Finalement, le président voudrait bien qu'on lui explique comment on en arrive «à ce degré zéro d'empathie et de culpabilité». Quant aux avocats de la défense, ils lorgnent vers les experts pour savoir si leur client est «incurable» ou si on peut encore «le sauver». Selon Roger Franc, l'accusé ne souffre d'aucune pathologie mentale et est accessible à une sanction pénale. C'est un homme «sadique» qui trouve une «complétude dans le passage à l'acte», dans la sensation «d'être le plus fort». La répétition de «scénarios pervers» serait née «d'un sentiment d'angoisse de la sexualité, d'insuffisance». Son confrère Pierre-André Delpla n'est pas tout à fait du même avis, il «ne croit pas en un scénario pervers» sciemment élaboré mais voit davantage «un vide psychique», une «indigence morale». Il décrit un homme dénué de surmoi, «qui vit dans l'immédiateté» et cède à ses pulsions. «Ce n'est pas Hannibal Lecter mais c'est quelqu'un de primaire, un psychopathe primaire», dira-t-il.
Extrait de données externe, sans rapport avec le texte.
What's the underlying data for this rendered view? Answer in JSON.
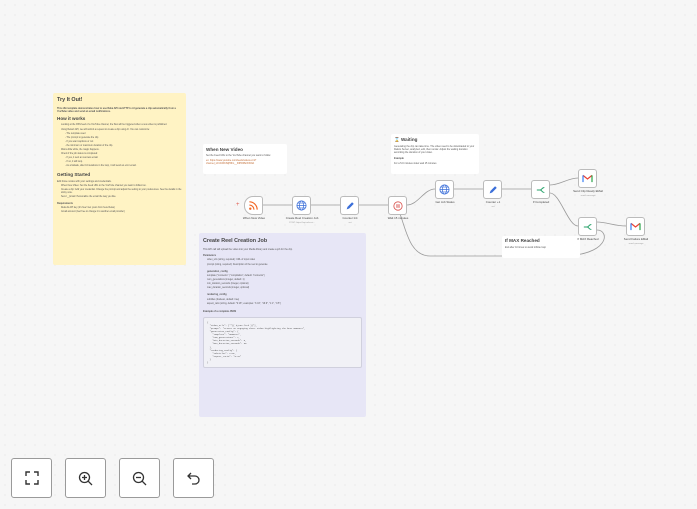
{
  "sticky_intro": {
    "title": "Try It Out!",
    "intro": "This n8n template demonstrates how to use Reka API via HTTP to AI generate a clip automatically from a YouTube video and send an email notifications.",
    "how_title": "How it works",
    "how_items": [
      "Looking at the RSS feed of a YouTube channel, the flow will be triggered when a new video is published.",
      "Using Reka's API, we will submit a request to create a clip using AI. You can customize:",
      "- The template used",
      "- The prompt to generate the clip",
      "- If you want captions or not",
      "- the minimum or maximum duration of the clip.",
      "Wait a little while, the magic happens.",
      "Check if the job status is completed:",
      "- If yes, it sent an success email.",
      "- If no, it will loop.",
      "- As a failsafe, after 10 iterations in the loop, it will send an error email."
    ],
    "start_title": "Getting Started",
    "start_intro": "Edit those nodes with your settings and credentials.",
    "start_items": [
      "When New Video: Set the Feed URL to the YouTube channel you want to follow too.",
      "Create a clip: Add your credential. Change the prompt and adjust the setting to your preferences. See the details in the sticky note.",
      "Send __Email: Personalize the email the way you like."
    ],
    "req_title": "Requirements",
    "req_items": [
      "Reka AI API key (it's free! Get yours from here Reka)",
      "Gmail account (feel free to change it to another email provider)"
    ]
  },
  "sticky_when": {
    "title": "When New Video",
    "text": "Set the Feed URL to the YouTube channel you want to follow",
    "link": "ex: https://www.youtube.com/feeds/videos.xml?channel_id=UCRKISjH8hn__3IIPRPEVN6NA"
  },
  "sticky_wait": {
    "title": "Waiting",
    "text": "Generating the clip can take time. The video need to be downloaded to your Reka's Server, analyzed, edit, then render. Adjust the waiting duration according the duration of your video.",
    "example_title": "Example",
    "example": "For a 5-6 minutes video wait 15 minutes"
  },
  "sticky_max": {
    "title": "If MAX Reached",
    "text": "Exit after 10 times to avoid infinite loop"
  },
  "sticky_create": {
    "title": "Create Reel Creation Job",
    "intro": "This API call will upload the video into your Media library and create a job for the clip.",
    "params_title": "Parameters",
    "params": [
      "video_urls (string, required): URL of input video",
      "prompt (string, required): Description of the reel to generate"
    ],
    "gen_title": "generation_config",
    "gen_items": [
      "template (\"moments\" | \"compilation\", default: \"moments\")",
      "num_generations (integer, default: 1)",
      "min_duration_seconds (integer, optional)",
      "max_duration_seconds (integer, optional)"
    ],
    "render_title": "rendering_config",
    "render_items": [
      "subtitles (boolean, default: true)",
      "aspect_ratio (string, default: \"9:16\"; examples: \"1:16\", \"16:9\", \"1:1\", \"4:5\")"
    ],
    "example_title": "Example of a complete JSON",
    "code": "{\n  \"video_urls\": [\"\"{{ $json.link }}\"],\n  \"prompt\": \"Create an engaging short video highlighting the best moments\",\n  \"generation_config\": {\n    \"template\": \"moments\",\n    \"num_generations\": 1,\n    \"min_duration_seconds\": 0,\n    \"max_duration_seconds\": 30\n  },\n  \"rendering_config\": {\n    \"subtitles\": true,\n    \"aspect_ratio\": \"9:16\"\n  }\n}"
  },
  "nodes": [
    {
      "label": "When New Video",
      "sub": ""
    },
    {
      "label": "Create Reel Creation Job",
      "sub": "POST: https://api.reka.ai..."
    },
    {
      "label": "Counter Init",
      "sub": "set"
    },
    {
      "label": "Wait 15 minutes",
      "sub": ""
    },
    {
      "label": "Get Job Status",
      "sub": ""
    },
    {
      "label": "Counter +1",
      "sub": "set"
    },
    {
      "label": "If Completed",
      "sub": ""
    },
    {
      "label": "Send Clip Ready EMail",
      "sub": "send: message"
    },
    {
      "label": "If MAX Reached",
      "sub": ""
    },
    {
      "label": "Send Failure EMail",
      "sub": "send: message"
    }
  ],
  "controls": [
    "fit-view",
    "zoom-in",
    "zoom-out",
    "undo"
  ],
  "colors": {
    "sticky_yellow": "#fff3c4",
    "sticky_purple": "#e7e6f6",
    "rss": "#f26522",
    "gmail_red": "#ea4335",
    "if_green": "#27a26a",
    "http_blue": "#3b6fd9"
  }
}
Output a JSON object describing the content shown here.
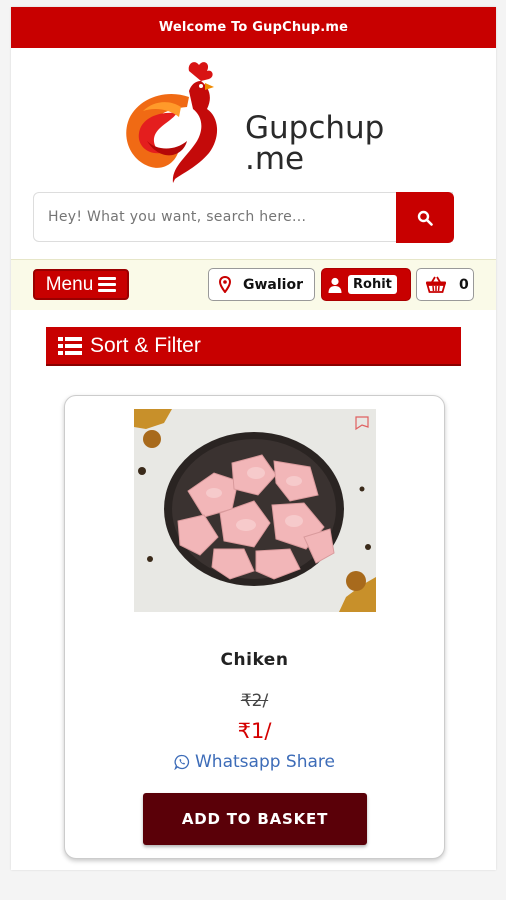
{
  "topbar": {
    "welcome": "Welcome To GupChup.me"
  },
  "logo": {
    "line1": "Gupchup",
    "line2": ".me"
  },
  "search": {
    "placeholder": "Hey! What you want, search here..."
  },
  "nav": {
    "menu_label": "Menu",
    "location": "Gwalior",
    "user": "Rohit",
    "cart_count": "0"
  },
  "sort_filter": {
    "label": "Sort & Filter"
  },
  "product": {
    "name": "Chiken",
    "old_price": "₹2/",
    "new_price": "₹1/",
    "share_label": "Whatsapp Share",
    "add_label": "ADD TO BASKET"
  },
  "colors": {
    "brand_red": "#c80000",
    "button_dark": "#5a0008",
    "link_blue": "#3d6cb8"
  }
}
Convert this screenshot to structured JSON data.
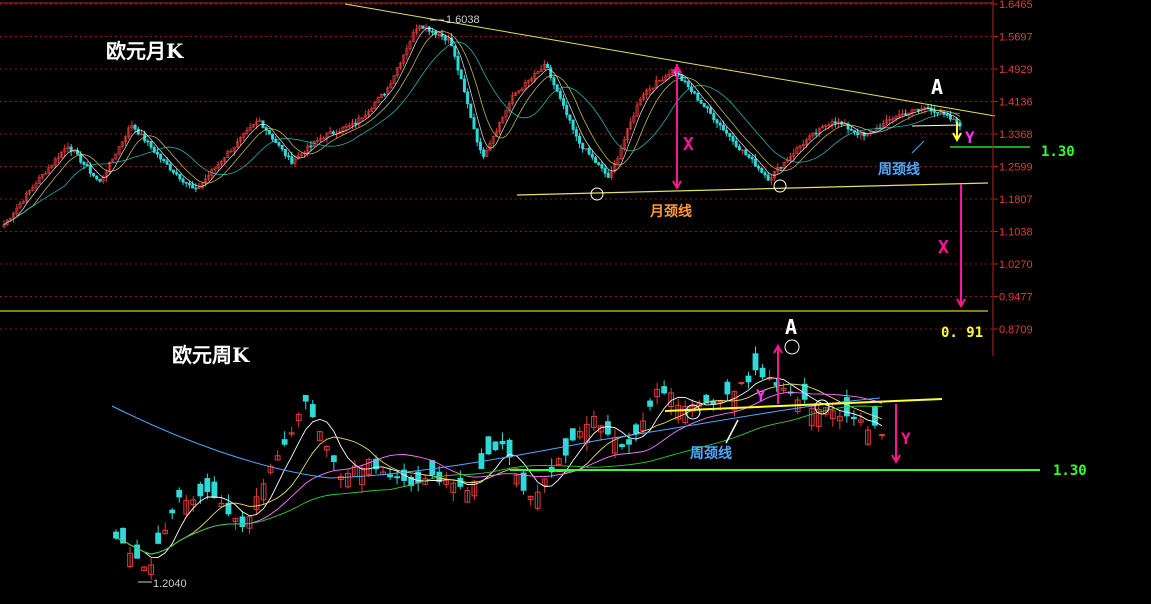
{
  "chart_data": [
    {
      "type": "candlestick",
      "title": "欧元月K",
      "y_ticks": [
        "1.6465",
        "1.5697",
        "1.4929",
        "1.4136",
        "1.3368",
        "1.2599",
        "1.1807",
        "1.1038",
        "1.0270",
        "0.9477",
        "0.8709"
      ],
      "y_tick_values": [
        1.6465,
        1.5697,
        1.4929,
        1.4136,
        1.3368,
        1.2599,
        1.1807,
        1.1038,
        1.027,
        0.9477,
        0.8709
      ],
      "high_label": "1.6038",
      "trendline_label": "月颈线",
      "inner_neckline_label": "周颈线",
      "projection_label": "X",
      "pattern_label": "A",
      "small_move_label": "Y",
      "target_1": "1.30",
      "target_2": "0. 91",
      "approx_close_path": [
        1.12,
        1.22,
        1.31,
        1.22,
        1.36,
        1.27,
        1.2,
        1.29,
        1.37,
        1.27,
        1.33,
        1.36,
        1.44,
        1.6,
        1.56,
        1.28,
        1.43,
        1.5,
        1.32,
        1.23,
        1.43,
        1.49,
        1.4,
        1.31,
        1.23,
        1.31,
        1.37,
        1.33,
        1.38,
        1.4,
        1.36
      ]
    },
    {
      "type": "candlestick",
      "title": "欧元周K",
      "low_label": "1.2040",
      "neckline_label": "周颈线",
      "pattern_label": "A",
      "small_move_label": "Y",
      "target": "1.30",
      "approx_close_path": [
        1.25,
        1.21,
        1.3,
        1.31,
        1.26,
        1.36,
        1.43,
        1.33,
        1.35,
        1.32,
        1.33,
        1.31,
        1.38,
        1.3,
        1.36,
        1.41,
        1.37,
        1.45,
        1.42,
        1.43,
        1.47,
        1.45,
        1.42,
        1.41,
        1.39
      ]
    }
  ],
  "colors": {
    "background": "#000000",
    "axis": "#b02020",
    "grid": "#8a1a1a",
    "up": "#e23a3a",
    "down": "#2fd9d9",
    "trendline": "#e6e05a",
    "neckline_yellow": "#ffff33",
    "magenta": "#ff1493",
    "green": "#33ff33",
    "label_orange": "#ff9933",
    "label_blue": "#4fa8ff",
    "ma_white": "#ffffff",
    "ma_yellow": "#e8e060",
    "ma_pink": "#ff77ff",
    "ma_green": "#33cc33",
    "ma_blue": "#4fa8ff"
  }
}
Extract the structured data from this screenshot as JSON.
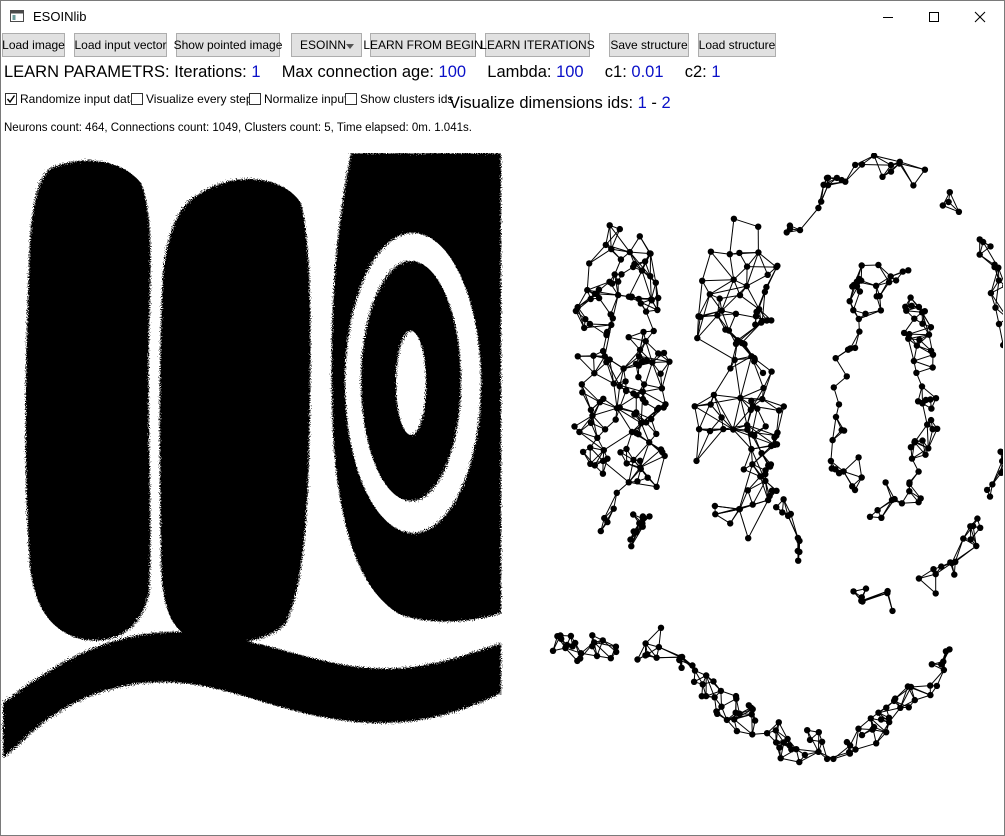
{
  "window": {
    "title": "ESOINlib"
  },
  "toolbar": {
    "load_image": "Load image",
    "load_input_vector": "Load input vector",
    "show_pointed_image": "Show pointed image",
    "algorithm_select": "ESOINN",
    "learn_from_begin": "LEARN FROM BEGIN",
    "learn_iterations": "LEARN ITERATIONS",
    "save_structure": "Save structure",
    "load_structure": "Load structure"
  },
  "params": {
    "heading": "LEARN PARAMETRS:",
    "iterations_label": "Iterations:",
    "iterations": "1",
    "max_age_label": "Max connection age:",
    "max_age": "100",
    "lambda_label": "Lambda:",
    "lambda": "100",
    "c1_label": "c1:",
    "c1": "0.01",
    "c2_label": "c2:",
    "c2": "1"
  },
  "options": {
    "randomize": {
      "label": "Randomize input data",
      "checked": true
    },
    "visualize_every_step": {
      "label": "Visualize every step",
      "checked": false
    },
    "normalize": {
      "label": "Normalize input",
      "checked": false
    },
    "show_clusters": {
      "label": "Show clusters ids",
      "checked": false
    }
  },
  "visualize_dims": {
    "label": "Visualize dimensions ids:",
    "from": "1",
    "separator": "-",
    "to": "2"
  },
  "status": "Neurons count: 464, Connections count: 1049, Clusters count: 5, Time elapsed: 0m. 1.041s.",
  "colors": {
    "value_blue": "#0a10c8",
    "button_bg": "#e1e1e1",
    "button_border": "#adadad"
  },
  "icons": {
    "app": "window-app-icon",
    "minimize": "minimize-icon",
    "maximize": "maximize-icon",
    "close": "close-icon",
    "dropdown": "chevron-down-icon"
  }
}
L'expert retranscrit à voix haute ce qu'il imagine dans la tête de Jacques Rançon : «Quand j'ai envie de sexe, je le prends. Comme un enfant avec un jouet. Et quand le jouet réagit mal, je le casse.» Et d'ajouter en faisant allusion aux mutilations perpétrées sur les corps de Moktaria Chaïb et Marie-Hélène Gonzalez : «Il casse le jouet et s'empare des morceaux comme des trophées.» Dans le box, Jacques Rançon ne lève jamais les yeux. Ni sur ses juges, ni sur ses crimes.